[c-nsp] LDPv6 Census Check

Phil Bedard bedard.phil at gmail.com
Thu Jun 11 18:50:11 UTC 2020


On 6/11/20, 1:19 PM, "Saku Ytti" <saku at ytti.fi> wrote:

    On Thu, 11 Jun 2020 at 19:49, Phil Bedard <bedard.phil at gmail.com> wrote:

    > As for normal v6 forwarding, the way most higher speed routers made recently work there is little difference in latency since the encapsulation for the packet is done in a common function at the end of the pipeline and the lookups are often in the same memory space.  NPUs are also being built today with enough on-package memory to hold larger routing tables.   Whether a packet has to be buffered on-chip vs. off-chip has a much larger impact on latency/PDV than a forwarding lookup.

    On-package is not important, on-chip or off-chip is what matters, i.e.
    do you eat SERDES to connect memory or not.

[pmb] 
Sorry meant to say on-die, not on-package.  

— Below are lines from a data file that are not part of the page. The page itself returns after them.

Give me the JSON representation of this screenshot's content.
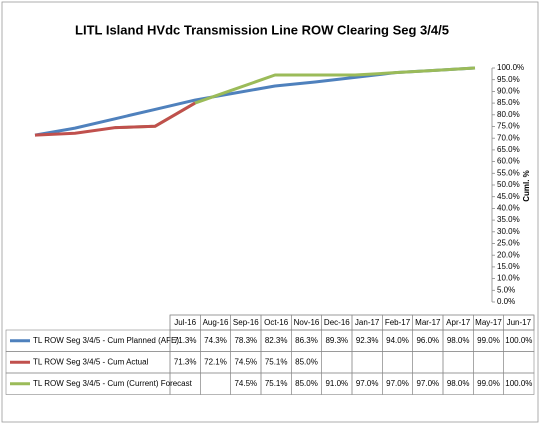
{
  "chart_data": {
    "type": "line",
    "title": "LITL Island  HVdc Transmission Line ROW Clearing Seg 3/4/5",
    "y_label": "Cuml. %",
    "categories": [
      "Jul-16",
      "Aug-16",
      "Sep-16",
      "Oct-16",
      "Nov-16",
      "Dec-16",
      "Jan-17",
      "Feb-17",
      "Mar-17",
      "Apr-17",
      "May-17",
      "Jun-17"
    ],
    "series": [
      {
        "name": "TL ROW Seg 3/4/5 - Cum Planned (AFE)",
        "color": "#4f81bd",
        "values": [
          71.3,
          74.3,
          78.3,
          82.3,
          86.3,
          89.3,
          92.3,
          94.0,
          96.0,
          98.0,
          99.0,
          100.0
        ],
        "value_labels": [
          "71.3%",
          "74.3%",
          "78.3%",
          "82.3%",
          "86.3%",
          "89.3%",
          "92.3%",
          "94.0%",
          "96.0%",
          "98.0%",
          "99.0%",
          "100.0%"
        ]
      },
      {
        "name": "TL ROW Seg 3/4/5 - Cum Actual",
        "color": "#c0504d",
        "values": [
          71.3,
          72.1,
          74.5,
          75.1,
          85.0,
          null,
          null,
          null,
          null,
          null,
          null,
          null
        ],
        "value_labels": [
          "71.3%",
          "72.1%",
          "74.5%",
          "75.1%",
          "85.0%",
          null,
          null,
          null,
          null,
          null,
          null,
          null
        ]
      },
      {
        "name": "TL ROW Seg 3/4/5 - Cum (Current) Forecast",
        "color": "#9bbb59",
        "values": [
          null,
          null,
          74.5,
          75.1,
          85.0,
          91.0,
          97.0,
          97.0,
          97.0,
          98.0,
          99.0,
          100.0
        ],
        "value_labels": [
          null,
          null,
          "74.5%",
          "75.1%",
          "85.0%",
          "91.0%",
          "97.0%",
          "97.0%",
          "97.0%",
          "98.0%",
          "99.0%",
          "100.0%"
        ]
      }
    ],
    "ylim": [
      0,
      100
    ],
    "yticks": [
      {
        "value": 0,
        "label": "0.0%"
      },
      {
        "value": 5,
        "label": "5.0%"
      },
      {
        "value": 10,
        "label": "10.0%"
      },
      {
        "value": 15,
        "label": "15.0%"
      },
      {
        "value": 20,
        "label": "20.0%"
      },
      {
        "value": 25,
        "label": "25.0%"
      },
      {
        "value": 30,
        "label": "30.0%"
      },
      {
        "value": 35,
        "label": "35.0%"
      },
      {
        "value": 40,
        "label": "40.0%"
      },
      {
        "value": 45,
        "label": "45.0%"
      },
      {
        "value": 50,
        "label": "50.0%"
      },
      {
        "value": 55,
        "label": "55.0%"
      },
      {
        "value": 60,
        "label": "60.0%"
      },
      {
        "value": 65,
        "label": "65.0%"
      },
      {
        "value": 70,
        "label": "70.0%"
      },
      {
        "value": 75,
        "label": "75.0%"
      },
      {
        "value": 80,
        "label": "80.0%"
      },
      {
        "value": 85,
        "label": "85.0%"
      },
      {
        "value": 90,
        "label": "90.0%"
      },
      {
        "value": 95,
        "label": "95.0%"
      },
      {
        "value": 100,
        "label": "100.0%"
      }
    ],
    "y_axis_side": "right"
  }
}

Typically the time it takes to do those lookups are built into the system specs to attain the performance you need with deterministic latency within a certain bounds.  There are certainly corner cases where you make tradeoffs, especially now that single NPUs are 10+ Tbps, but it's not really an MPLS vs. IPv4 vs. IPv6 thing.  The other key is to do those types of accesses in a single pass, not traverse multiple hierarchy levels or do multiple operations.  If you are tunneling then the table for any of those types is going to small on a mid-point router.